Ses responsabilités de mère l’ont obligée à rester au foyer pendant plus de cinq ans. La comédienne en profite pour suivre des études supérieures à l’Académie des arts, précisément à l’Institut supérieur de la critique artistique. « Je ne pouvais pas rester à la maison juste pour allaiter les bébés. Les études m’ont permis de disséquer les oeuvres dramatiques », estime-t-elle. De retour sur les planches, mais aussi au cinéma et à la télévision, elle voit alors les choses différemment.

Le personnage de Tante Khaïriya dans Alam Semsem restera gravé dans les mémoires. Pourtant, la comédienne dit ouvertement avoir détesté ce rôle: « Dans les coulisses, alors que j’interprétais un rôle important dans une oeuvre de Shakespeare ou de Saadallah Wannous, les spectateurs venaient me voir pour prendre une photo avec moi. Ils voulaient juste garder Tante Khaïriya en mémoire ».

Ces deux dernières années, Salwa Mohamad Ali a pris part à des films qui ont fait couler beaucoup d’encre, tels Asrar aëliya (secrets de famille), Acham (gratitude), Fatat al-masnaa (la fille de l’usine) … « Avoir de l’expérience est un privilège », lance-t-elle, en expliquant qu’elle ne craint ni de briser les tabous, ni de s’insurger contre telle ou telle chose. « L’art est une révolution.
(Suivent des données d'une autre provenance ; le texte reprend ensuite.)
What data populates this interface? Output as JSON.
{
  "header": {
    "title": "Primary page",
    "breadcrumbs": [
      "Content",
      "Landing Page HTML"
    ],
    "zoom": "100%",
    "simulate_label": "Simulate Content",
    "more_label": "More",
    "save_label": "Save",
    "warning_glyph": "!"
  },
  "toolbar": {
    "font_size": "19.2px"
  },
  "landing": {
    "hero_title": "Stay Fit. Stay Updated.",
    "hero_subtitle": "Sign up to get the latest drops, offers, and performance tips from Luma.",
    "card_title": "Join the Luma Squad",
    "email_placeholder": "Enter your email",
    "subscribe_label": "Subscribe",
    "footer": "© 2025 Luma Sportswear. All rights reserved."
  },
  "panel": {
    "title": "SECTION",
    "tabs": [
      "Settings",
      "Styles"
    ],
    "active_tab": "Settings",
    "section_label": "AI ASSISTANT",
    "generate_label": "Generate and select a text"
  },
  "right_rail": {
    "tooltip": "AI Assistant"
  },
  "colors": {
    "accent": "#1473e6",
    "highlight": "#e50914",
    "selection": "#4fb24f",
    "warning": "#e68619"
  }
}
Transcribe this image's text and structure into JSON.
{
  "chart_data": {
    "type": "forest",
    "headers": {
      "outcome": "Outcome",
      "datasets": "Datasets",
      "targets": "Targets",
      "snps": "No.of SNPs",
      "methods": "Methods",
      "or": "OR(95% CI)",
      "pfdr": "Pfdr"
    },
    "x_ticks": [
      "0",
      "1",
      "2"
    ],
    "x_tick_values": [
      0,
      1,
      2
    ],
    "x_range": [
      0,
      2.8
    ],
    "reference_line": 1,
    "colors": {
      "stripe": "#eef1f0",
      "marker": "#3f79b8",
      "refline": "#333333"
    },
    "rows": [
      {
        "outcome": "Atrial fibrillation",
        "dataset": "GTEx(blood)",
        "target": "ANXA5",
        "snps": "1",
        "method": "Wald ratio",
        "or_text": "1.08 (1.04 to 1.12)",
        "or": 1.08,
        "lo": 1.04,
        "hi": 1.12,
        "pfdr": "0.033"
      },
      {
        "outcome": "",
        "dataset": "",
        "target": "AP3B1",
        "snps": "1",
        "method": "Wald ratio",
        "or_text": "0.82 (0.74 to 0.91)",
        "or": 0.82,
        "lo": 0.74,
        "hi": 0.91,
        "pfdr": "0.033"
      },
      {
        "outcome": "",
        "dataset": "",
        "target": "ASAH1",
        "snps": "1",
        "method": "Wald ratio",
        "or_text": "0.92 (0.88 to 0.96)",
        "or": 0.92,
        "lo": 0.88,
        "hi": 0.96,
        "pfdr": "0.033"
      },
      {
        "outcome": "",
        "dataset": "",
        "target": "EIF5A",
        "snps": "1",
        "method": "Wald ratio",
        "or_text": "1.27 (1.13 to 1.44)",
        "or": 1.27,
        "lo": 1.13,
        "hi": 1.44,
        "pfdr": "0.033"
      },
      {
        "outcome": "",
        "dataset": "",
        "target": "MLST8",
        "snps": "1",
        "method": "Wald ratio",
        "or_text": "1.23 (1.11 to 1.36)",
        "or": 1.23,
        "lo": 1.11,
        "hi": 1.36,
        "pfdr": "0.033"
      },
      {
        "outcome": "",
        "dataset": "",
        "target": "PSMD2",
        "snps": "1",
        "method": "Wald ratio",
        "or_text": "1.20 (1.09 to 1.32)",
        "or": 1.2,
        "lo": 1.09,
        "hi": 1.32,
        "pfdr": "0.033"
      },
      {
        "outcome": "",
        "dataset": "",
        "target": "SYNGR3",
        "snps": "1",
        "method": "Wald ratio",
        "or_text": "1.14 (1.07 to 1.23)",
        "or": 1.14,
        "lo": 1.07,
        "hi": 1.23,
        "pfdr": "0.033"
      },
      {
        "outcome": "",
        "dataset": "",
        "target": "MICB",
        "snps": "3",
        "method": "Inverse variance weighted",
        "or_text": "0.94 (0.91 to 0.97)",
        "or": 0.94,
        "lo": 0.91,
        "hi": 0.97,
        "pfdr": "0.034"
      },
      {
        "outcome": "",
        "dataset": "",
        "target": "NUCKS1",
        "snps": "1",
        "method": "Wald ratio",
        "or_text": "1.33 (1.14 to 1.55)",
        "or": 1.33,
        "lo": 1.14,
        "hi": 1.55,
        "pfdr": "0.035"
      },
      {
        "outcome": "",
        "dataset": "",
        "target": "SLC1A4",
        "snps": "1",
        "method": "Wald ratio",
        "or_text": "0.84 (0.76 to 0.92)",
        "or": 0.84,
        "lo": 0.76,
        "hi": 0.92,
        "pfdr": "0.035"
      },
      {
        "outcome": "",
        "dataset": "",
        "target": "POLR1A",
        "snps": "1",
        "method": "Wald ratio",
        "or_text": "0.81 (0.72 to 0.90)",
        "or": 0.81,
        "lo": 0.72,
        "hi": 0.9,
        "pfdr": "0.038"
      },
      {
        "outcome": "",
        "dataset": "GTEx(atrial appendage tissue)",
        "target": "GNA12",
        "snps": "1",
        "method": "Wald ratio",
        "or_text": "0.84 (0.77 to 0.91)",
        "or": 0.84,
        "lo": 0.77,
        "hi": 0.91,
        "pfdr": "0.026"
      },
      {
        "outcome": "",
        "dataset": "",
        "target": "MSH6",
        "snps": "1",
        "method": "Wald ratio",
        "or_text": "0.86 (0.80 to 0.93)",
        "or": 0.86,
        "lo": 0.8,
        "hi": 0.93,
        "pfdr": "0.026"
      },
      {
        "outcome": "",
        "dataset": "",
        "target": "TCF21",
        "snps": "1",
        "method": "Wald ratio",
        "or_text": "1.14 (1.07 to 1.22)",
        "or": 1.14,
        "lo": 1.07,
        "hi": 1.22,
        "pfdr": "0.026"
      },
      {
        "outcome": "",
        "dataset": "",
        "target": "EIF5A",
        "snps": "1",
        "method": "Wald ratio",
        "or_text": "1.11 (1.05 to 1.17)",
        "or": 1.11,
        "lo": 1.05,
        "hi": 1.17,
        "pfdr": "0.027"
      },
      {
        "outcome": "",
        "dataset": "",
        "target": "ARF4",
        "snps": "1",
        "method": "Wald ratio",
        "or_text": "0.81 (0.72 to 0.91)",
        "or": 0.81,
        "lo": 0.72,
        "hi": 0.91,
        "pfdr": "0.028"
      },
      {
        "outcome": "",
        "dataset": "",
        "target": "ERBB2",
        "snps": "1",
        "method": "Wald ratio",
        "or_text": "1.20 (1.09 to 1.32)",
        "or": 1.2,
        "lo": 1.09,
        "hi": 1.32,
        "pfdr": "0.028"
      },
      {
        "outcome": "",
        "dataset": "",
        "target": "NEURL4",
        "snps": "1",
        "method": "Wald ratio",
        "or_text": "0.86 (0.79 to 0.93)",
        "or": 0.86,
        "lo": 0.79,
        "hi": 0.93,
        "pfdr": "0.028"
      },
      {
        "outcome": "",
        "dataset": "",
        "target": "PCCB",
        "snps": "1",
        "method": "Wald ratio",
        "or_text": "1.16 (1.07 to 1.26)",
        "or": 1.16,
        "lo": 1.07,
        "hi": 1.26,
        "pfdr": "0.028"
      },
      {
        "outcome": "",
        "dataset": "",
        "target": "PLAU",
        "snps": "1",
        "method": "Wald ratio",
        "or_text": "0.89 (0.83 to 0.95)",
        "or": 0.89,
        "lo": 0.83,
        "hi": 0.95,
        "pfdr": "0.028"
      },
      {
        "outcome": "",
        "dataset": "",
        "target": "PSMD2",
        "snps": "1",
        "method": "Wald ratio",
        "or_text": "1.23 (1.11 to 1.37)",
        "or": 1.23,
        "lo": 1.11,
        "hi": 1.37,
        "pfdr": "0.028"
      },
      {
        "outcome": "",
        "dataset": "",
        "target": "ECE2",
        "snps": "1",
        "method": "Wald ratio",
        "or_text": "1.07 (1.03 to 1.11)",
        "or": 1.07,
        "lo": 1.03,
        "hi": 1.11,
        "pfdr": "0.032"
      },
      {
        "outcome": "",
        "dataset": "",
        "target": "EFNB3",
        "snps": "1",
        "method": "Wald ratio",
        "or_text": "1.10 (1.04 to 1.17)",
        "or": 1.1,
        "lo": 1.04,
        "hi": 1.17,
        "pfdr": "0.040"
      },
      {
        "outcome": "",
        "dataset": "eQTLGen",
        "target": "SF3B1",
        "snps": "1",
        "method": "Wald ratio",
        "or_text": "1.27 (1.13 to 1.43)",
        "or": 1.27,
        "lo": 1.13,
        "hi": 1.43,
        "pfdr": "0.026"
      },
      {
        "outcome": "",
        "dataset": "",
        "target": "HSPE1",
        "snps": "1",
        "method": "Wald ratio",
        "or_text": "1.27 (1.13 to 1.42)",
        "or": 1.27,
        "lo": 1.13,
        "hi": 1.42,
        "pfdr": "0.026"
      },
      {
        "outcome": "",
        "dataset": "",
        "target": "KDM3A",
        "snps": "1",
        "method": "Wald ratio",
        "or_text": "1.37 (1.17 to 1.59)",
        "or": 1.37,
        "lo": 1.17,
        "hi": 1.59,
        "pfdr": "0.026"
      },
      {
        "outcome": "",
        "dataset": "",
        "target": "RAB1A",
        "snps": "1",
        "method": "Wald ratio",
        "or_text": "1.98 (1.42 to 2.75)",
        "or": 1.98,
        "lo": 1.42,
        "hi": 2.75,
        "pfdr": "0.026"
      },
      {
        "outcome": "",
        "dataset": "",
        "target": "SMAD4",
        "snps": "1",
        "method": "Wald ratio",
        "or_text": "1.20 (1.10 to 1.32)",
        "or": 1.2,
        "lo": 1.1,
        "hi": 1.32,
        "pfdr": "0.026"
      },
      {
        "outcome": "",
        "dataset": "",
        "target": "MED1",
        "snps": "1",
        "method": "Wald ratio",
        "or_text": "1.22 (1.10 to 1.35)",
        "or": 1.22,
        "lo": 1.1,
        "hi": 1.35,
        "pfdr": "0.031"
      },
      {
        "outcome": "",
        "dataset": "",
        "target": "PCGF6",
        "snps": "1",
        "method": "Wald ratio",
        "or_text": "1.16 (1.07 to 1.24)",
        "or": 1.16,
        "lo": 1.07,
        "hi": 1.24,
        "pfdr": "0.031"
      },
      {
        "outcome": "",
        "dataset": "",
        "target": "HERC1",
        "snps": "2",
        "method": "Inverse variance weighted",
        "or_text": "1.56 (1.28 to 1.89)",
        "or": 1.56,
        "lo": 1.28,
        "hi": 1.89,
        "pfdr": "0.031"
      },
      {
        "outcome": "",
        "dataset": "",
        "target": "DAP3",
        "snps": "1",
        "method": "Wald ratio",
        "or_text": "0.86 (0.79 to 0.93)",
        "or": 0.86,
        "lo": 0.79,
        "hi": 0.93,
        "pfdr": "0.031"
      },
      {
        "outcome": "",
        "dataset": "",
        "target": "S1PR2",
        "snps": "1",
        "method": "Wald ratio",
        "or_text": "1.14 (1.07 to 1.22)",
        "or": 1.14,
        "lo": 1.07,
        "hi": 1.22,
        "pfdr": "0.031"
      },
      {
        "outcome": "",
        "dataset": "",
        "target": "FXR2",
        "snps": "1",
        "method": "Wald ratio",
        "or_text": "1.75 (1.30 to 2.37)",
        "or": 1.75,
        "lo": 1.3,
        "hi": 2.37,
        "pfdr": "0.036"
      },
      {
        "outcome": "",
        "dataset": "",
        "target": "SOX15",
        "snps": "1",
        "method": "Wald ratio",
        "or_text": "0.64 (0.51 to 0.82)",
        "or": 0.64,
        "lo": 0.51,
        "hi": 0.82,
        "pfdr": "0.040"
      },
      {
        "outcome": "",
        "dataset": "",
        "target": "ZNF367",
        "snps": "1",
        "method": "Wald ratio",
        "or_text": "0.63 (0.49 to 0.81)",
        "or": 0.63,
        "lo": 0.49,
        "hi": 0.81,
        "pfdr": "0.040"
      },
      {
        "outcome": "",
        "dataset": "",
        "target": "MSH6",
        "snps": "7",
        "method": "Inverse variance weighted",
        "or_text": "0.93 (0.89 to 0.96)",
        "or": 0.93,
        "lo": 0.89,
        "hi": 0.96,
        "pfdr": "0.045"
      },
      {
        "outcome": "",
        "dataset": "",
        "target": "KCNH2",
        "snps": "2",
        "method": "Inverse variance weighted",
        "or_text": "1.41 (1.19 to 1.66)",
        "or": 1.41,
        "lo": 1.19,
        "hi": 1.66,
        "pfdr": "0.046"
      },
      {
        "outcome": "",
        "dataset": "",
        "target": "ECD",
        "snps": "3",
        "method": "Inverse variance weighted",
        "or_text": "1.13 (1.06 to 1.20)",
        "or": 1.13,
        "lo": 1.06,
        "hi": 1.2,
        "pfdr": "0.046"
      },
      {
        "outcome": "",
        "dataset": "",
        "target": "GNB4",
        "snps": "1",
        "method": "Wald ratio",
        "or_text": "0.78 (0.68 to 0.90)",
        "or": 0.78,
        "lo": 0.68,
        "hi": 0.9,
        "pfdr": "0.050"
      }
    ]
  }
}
Si les artistes n’ont pas le courage de présenter du nouveau et d’inciter au changement, qui d’autre le fera ? ». Ainsi, la comédienne fut l’an dernier aux premiers rangs des grévistes, qui se sont retranchés devant le ministère de la Culture dirigé par les Frères musulmans. « Je refuse encore aujourd’hui le rôle répressif de la censure exercée contre l’art », souligne-t-elle.

Après le Ramadan, la comédienne participera à des soirées de lecture théâtrale. De quoi se vouer encore plus au jeu et à l’interprétation. « Cela me procure de la joie. Rien que par ma voix, je parviens à toucher l’imaginaire. Je permets au public de rêver et je me livre moi-même à un véritable exercice de style », conclut-elle, à la manière de celle qui se plaît à relever les défis.

Jalons :

1983 : Diplôme de l’Institut supérieur des arts dramatiques.

1989 : Mariage avec le metteur en scène Mohsen Helmi.

2004 : Joue dans la pièce d’Ahmad Al-Attar, Maman, je veux gagner le million.

2006 : Prix de la meilleure interprétation féminine du second rôle à la première édition du Festival national du théâtre, pour Ahlam chaqiya (rêves misérables).

2013 : Membre du jury du Festival national du théâtre.